In the late 1980s, when the Japanese economy was booming, technology policy started to emphasize the importance of science. There was a rather widely held view that the catch-up era was finally ending, that science was becoming even more important for innovation, and that Japan’s research system lacked the human resources, equipment, and management structure to thrive in this new environment.
This policy orientation was somehow maintained after the collapse of the bubble economy, and the enactment of the Basic Law on Science and Technology was the manifestation of this determination. In the face of the severe and prolonged recession, technology policy actions such as the temporary increase in the R&D tax credit were used as a tool to boost the economy. Although in principle science and technology policy should take a long-term perspective, the pursuit of short-term stimuli was understandable given the severity and length of the recession.
Two major changes occurred in the 1990s through 2000s and could have a long-lasting impact on Japan’s national innovation system were the enactment of the Basic Law and university reform. The introduction of the Basic Law strength-
ened the role of Council for Science and Technology Policy (CSTP). Even though each ministry still maintains strong influence on technological development in its area, overall technology policy planning and coordination at the CSTP became visible and important. The long-term consequences of this remain to be seen.

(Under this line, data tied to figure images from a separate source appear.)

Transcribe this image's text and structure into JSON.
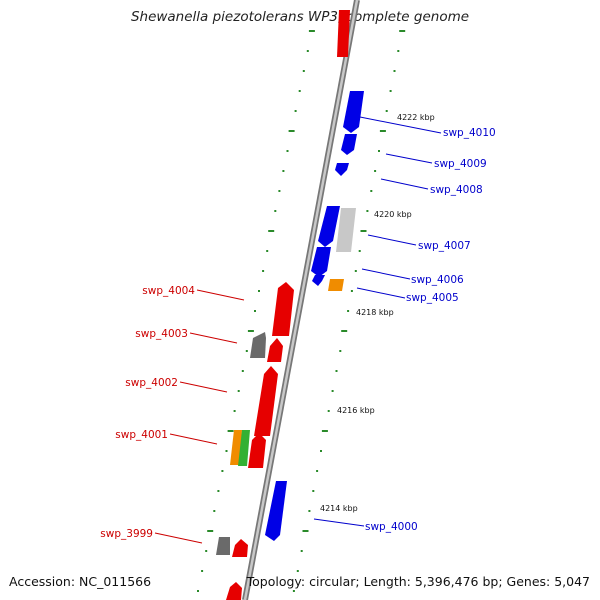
{
  "title": "Shewanella piezotolerans WP3, complete genome",
  "footer": {
    "accession": "Accession: NC_011566",
    "topology": "Topology: circular; Length: 5,396,476 bp; Genes: 5,047"
  },
  "colors": {
    "forward_strand": "#e60000",
    "reverse_strand": "#0000e6",
    "grey_gene": "#6a6a6a",
    "light_grey_gene": "#c8c8c8",
    "orange_gene": "#f08c00",
    "green_gene": "#33b033",
    "tick_mark": "#2a8a2a",
    "label_forward": "#cc0000",
    "label_reverse": "#0000cc"
  },
  "ticks": [
    "4222 kbp",
    "4220 kbp",
    "4218 kbp",
    "4216 kbp",
    "4214 kbp"
  ],
  "gene_labels_reverse": [
    "swp_4010",
    "swp_4009",
    "swp_4008",
    "swp_4007",
    "swp_4006",
    "swp_4005",
    "swp_4000"
  ],
  "gene_labels_forward": [
    "swp_4004",
    "swp_4003",
    "swp_4002",
    "swp_4001",
    "swp_3999"
  ]
}
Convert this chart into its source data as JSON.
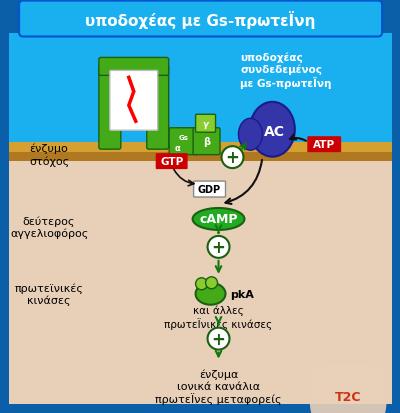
{
  "title": "υποδοχέας με Gs-πρωτεϊνη",
  "bg_outer": "#0a5fa8",
  "bg_header": "#1ab0f0",
  "bg_body": "#e8d0b8",
  "membrane_gold": "#d4a030",
  "membrane_brown": "#b07820",
  "text_white": "#ffffff",
  "text_black": "#000000",
  "green_dark": "#1a6010",
  "green_med": "#44aa18",
  "green_light": "#88cc30",
  "ac_color": "#3535aa",
  "ac_edge": "#1a1a88",
  "red_bg": "#cc0000",
  "camp_green": "#22aa22",
  "arrow_green": "#117711",
  "arrow_black": "#111111",
  "label_title": "υποδοχέας με Gs-πρωτεΪνη",
  "label_receptor_top": "υποδοχέας\nσυνδεδεμένος\nμε Gs-πρωτεΪνη",
  "label_enzumo": "ένζυμο\nστόχος",
  "label_deuteros": "δεύτερος\nαγγελιοφόρος",
  "label_proteines": "πρωτεϊνικές\nκινάσες",
  "label_gtp": "GTP",
  "label_gdp": "GDP",
  "label_atp": "ATP",
  "label_ac": "AC",
  "label_gs": "Gs",
  "label_alpha": "α",
  "label_beta": "β",
  "label_gamma": "γ",
  "label_camp": "cAMP",
  "label_pka": "pkA",
  "label_kai": "και άλλες\nπρωτεΪνικές κινάσες",
  "label_final": "ένζυμα\nιονικά κανάλια\nπρωτεΪνες μεταφορείς",
  "watermark": "T2C"
}
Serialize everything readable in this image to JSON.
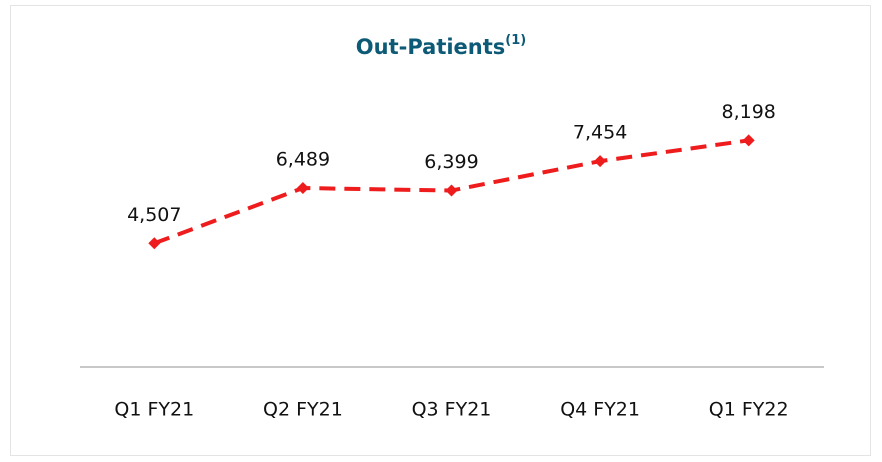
{
  "chart_data": {
    "type": "line",
    "title": "Out-Patients",
    "title_note": "(1)",
    "categories": [
      "Q1 FY21",
      "Q2 FY21",
      "Q3 FY21",
      "Q4 FY21",
      "Q1 FY22"
    ],
    "values": [
      4507,
      6489,
      6399,
      7454,
      8198
    ],
    "value_labels": [
      "4,507",
      "6,489",
      "6,399",
      "7,454",
      "8,198"
    ],
    "color": "#ee1c1c",
    "line_style": "dashed",
    "marker": "diamond",
    "ylim": [
      0,
      9000
    ]
  }
}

The reform of higher education began with the rather short-term focus of encouraging universities to work more closely with industries as a means of revitalizing the economy. In response to the prominent role that universities played in strengthening the U.S. information technology and biotechnology industries, Japan placed an early emphasis on the creation of technology licensing offices at the universities, Bayh-Dole type arrangements to encourage patenting, and efforts to stimulate the creation of spin-offs. It is needless to say that the basic roles of universities in a national innovation system are creating and pooling knowledge and educating students. From this viewpoint, the early policies were not enough. More policy emphasis should be directed to strengthening these fundamental functions of universities.